Bab 12

1.3K 207 19
                                    

Vote





Comment





Follow





Happy reading💕

Karina point of view
     Aku winter dan giselle berlari menuju ruangan dimana wony dirawat. Winter berlari lebih kencang dari kami ia terlihat sangat cemas bahkan dia tidak memperdulikan para perawat dan dokter yang menunduk hormat padanya. Aku dan giselle berlari menyesuaikan kaki dengan winter tapi dia terlalu cepat. Nafas ku sudah berderu karena ruangan winter sangat jauh dari ruang rawat wony. Melihat winter yang berlari tidak kenal lelah membuatku tersentuh. Sebegitu pentingkah anak itu bagi winter?

      Bahkan saat kami menaiki lift winter hanya diam dan mengumpat agar lift bisa dengan cepat membawanya kepada wony. Giselle bilang kalau anak itu mengalami kejang-kejang dan sudah memuntahkan isi perutnya sebanyak 3 kali. Padahal kemarin dia terlihat baik-baik saja. Anak itu sangat baik dan menggemaskan mungkin itu yang membuat winter menyayanginya. Tapi satu yang aku sayangkan dari anak itu kenapa dia harus menderita penyakit mematikan itu diumurnya yang masih muda itu.

      Saat sampai didepan ruangan wony aku dan giselle berhenti membiarkan winter yang tergesa-gesa membuka pintu itu. Saat sampainya didalam ruangan aku terkejut saat melihat winter yang terdiam dipinggir brankar jang wonyoung dengan airmata yang menetes. Aku mendekat dan melihat wony tertidur lelap dengan alat bantu nafas dan banyak sekali kabel yang menempel ditubuhnya. Aku tau kalau anak itu pasti disuntik penenang. Melihat winter yang sampai meneteskan airmatanya membuat ku tertegun sekhawatir itu dia kepada anak ini.

"Perawat yoon sudah menyuntikkan obat penenang. Dia kejang-kejang lagi tadi, dan terus memanggil nama dokter kim". Kata nayeon menatap winter.

      Im nayeon dia adalah senior dirumah sakit ini dia sudah menjadi dokter kepercayaan appa kim sebelum aku datang. Dia sudah 8 tahun mengabdi pada rumah sakit ini dan dia mengenal baik winter walau winter selalu bersikap dingin dengan orang lain.

"Terima kasih selalu memantaunya sunbaenim". Kata ku lalu membungkukkan tubuhku sedikit memberinya hormat. Dia menganggukan kepalanya lalu menujuk winter yanh sedang memegang sebelah tangan wony yang terpasang selang infus lalu mengelusnya pelan.

"Kenapa dia menangis? Apa winter mengenal gadis itu?". Tanyanya menatapku heran dan aku menganggukan kepala lalu menghela nafas.

"Winter mengenalnya kami bertemu dengan gadis itu kemarin. Tapi aku tidak tau winter mengenal gadis itu sejak kapan. Yang ku tau kalau gadis itu adalah anak yang manis dan baik". Kataku dan dia menganggukan kepalanya lalu menepuk bahuku pelan lalu berlalu meninggalkan ku dengan winter dan giselle dengan wony yang terlelap.

      Aku mendekat dan mengelus bahu winter lembut membuat ia menatapku sebentar dan mengalihkan pandangannya lagi kewony. Dia sudah tidak menangis lagi mungkin karena sudah melihat wony baik-baik saja.
"Apa dia akan sembuh?". Tanyanya pelan dan menatapku memohon. Aku tidak tau menjawab apa aku juga bingung mengingat kondisi wonyoung yang begitu lemah.
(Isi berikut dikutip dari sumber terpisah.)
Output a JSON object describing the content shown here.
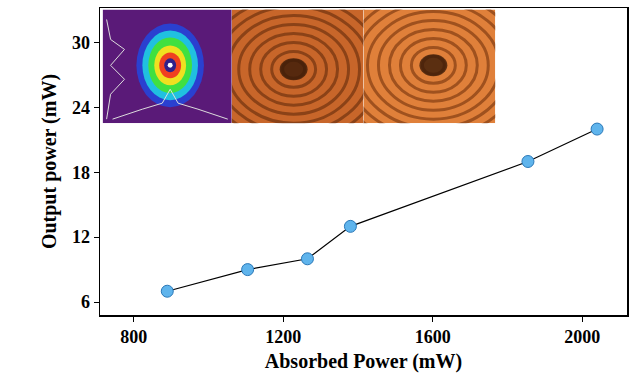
{
  "chart_data": {
    "type": "line",
    "x_label": "Absorbed Power (mW)",
    "y_label": "Output power (mW)",
    "x": [
      890,
      1105,
      1265,
      1380,
      1855,
      2040
    ],
    "values": [
      7,
      9,
      10,
      13,
      19,
      22
    ],
    "color": "#5fb4ec",
    "marker": "circle",
    "line_style": "solid",
    "xlim": [
      710,
      2120
    ],
    "xticks": [
      800,
      1200,
      1600,
      2000
    ],
    "ylim": [
      4.8,
      33.2
    ],
    "yticks": [
      6,
      12,
      18,
      24,
      30
    ],
    "grid": false
  }
}
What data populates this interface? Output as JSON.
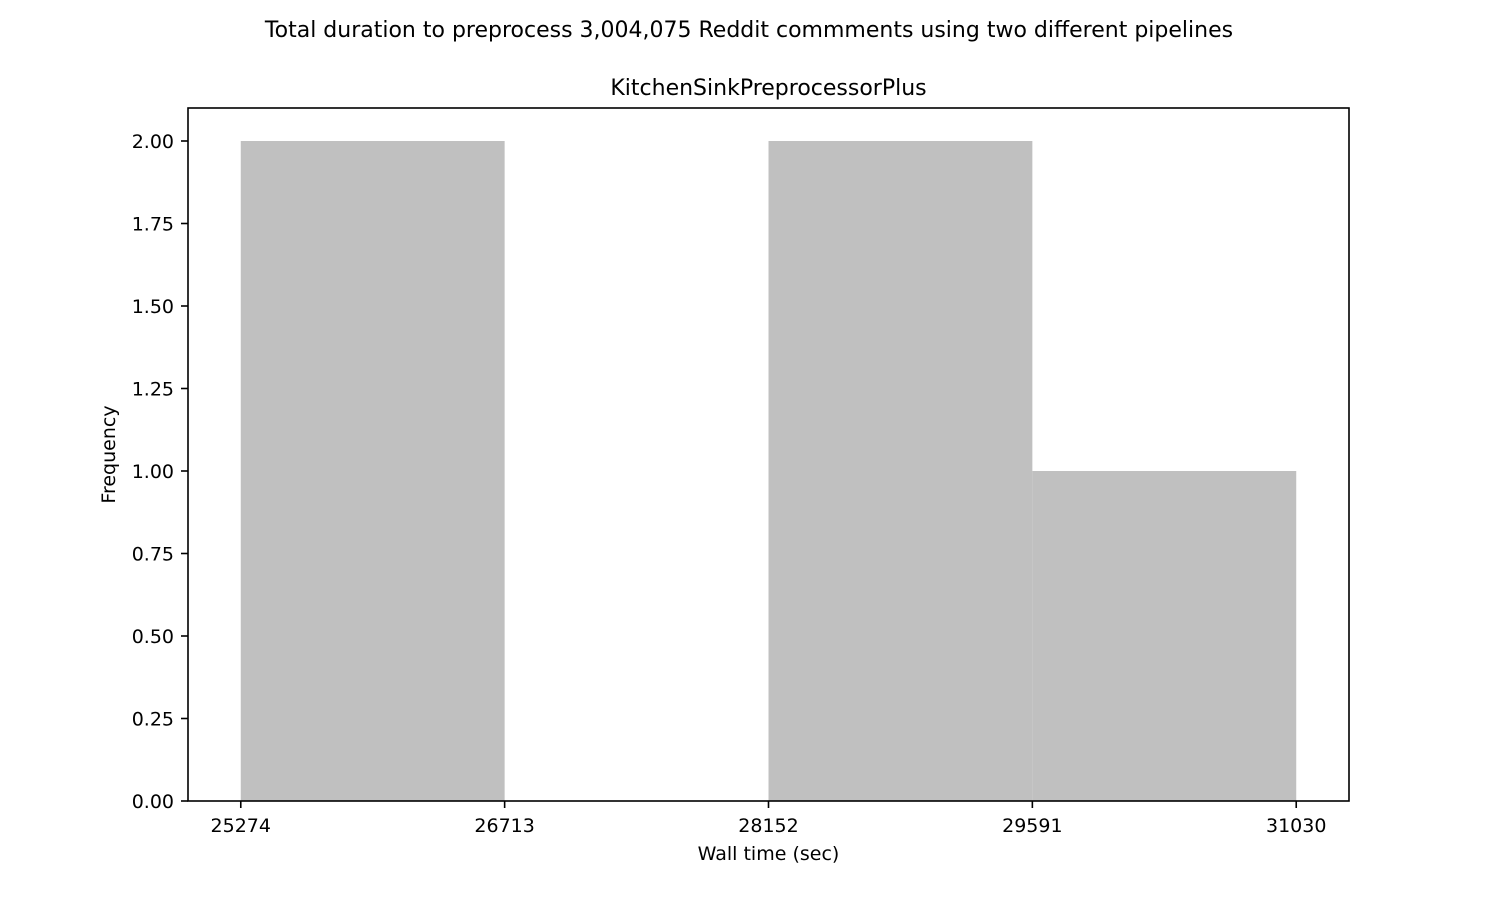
{
  "suptitle": "Total duration to preprocess 3,004,075 Reddit commments using two different pipelines",
  "chart_data": {
    "type": "bar",
    "subtype": "histogram",
    "title": "KitchenSinkPreprocessorPlus",
    "xlabel": "Wall time (sec)",
    "ylabel": "Frequency",
    "bin_edges": [
      25274,
      26713,
      28152,
      29591,
      31030
    ],
    "values": [
      2,
      0,
      2,
      1
    ],
    "xticks": [
      "25274",
      "26713",
      "28152",
      "29591",
      "31030"
    ],
    "yticks": [
      "0.00",
      "0.25",
      "0.50",
      "0.75",
      "1.00",
      "1.25",
      "1.50",
      "1.75",
      "2.00"
    ],
    "ytick_values": [
      0,
      0.25,
      0.5,
      0.75,
      1.0,
      1.25,
      1.5,
      1.75,
      2.0
    ],
    "ylim": [
      0,
      2.1
    ],
    "grid": false,
    "bar_color": "#c0c0c0"
  }
}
      Aku terdiam ingin menggelengkan kepala aku tidak mau membuat winter bersedih. Dan menganggukan kepala aku juga tidak mau dia merasa tertipu dengan harapan palsu itu. Penyakit seperti ini hanya bisa berpasrah dan berusaha dengan kenyataan yang ada. Kemotrapi dan berobat itu hanya mencoba memperlambat penyebaran bukan berarti menyembuhkan. Apalagi kanker darah yang jang wonyoung derita ini sudah stadium akhir.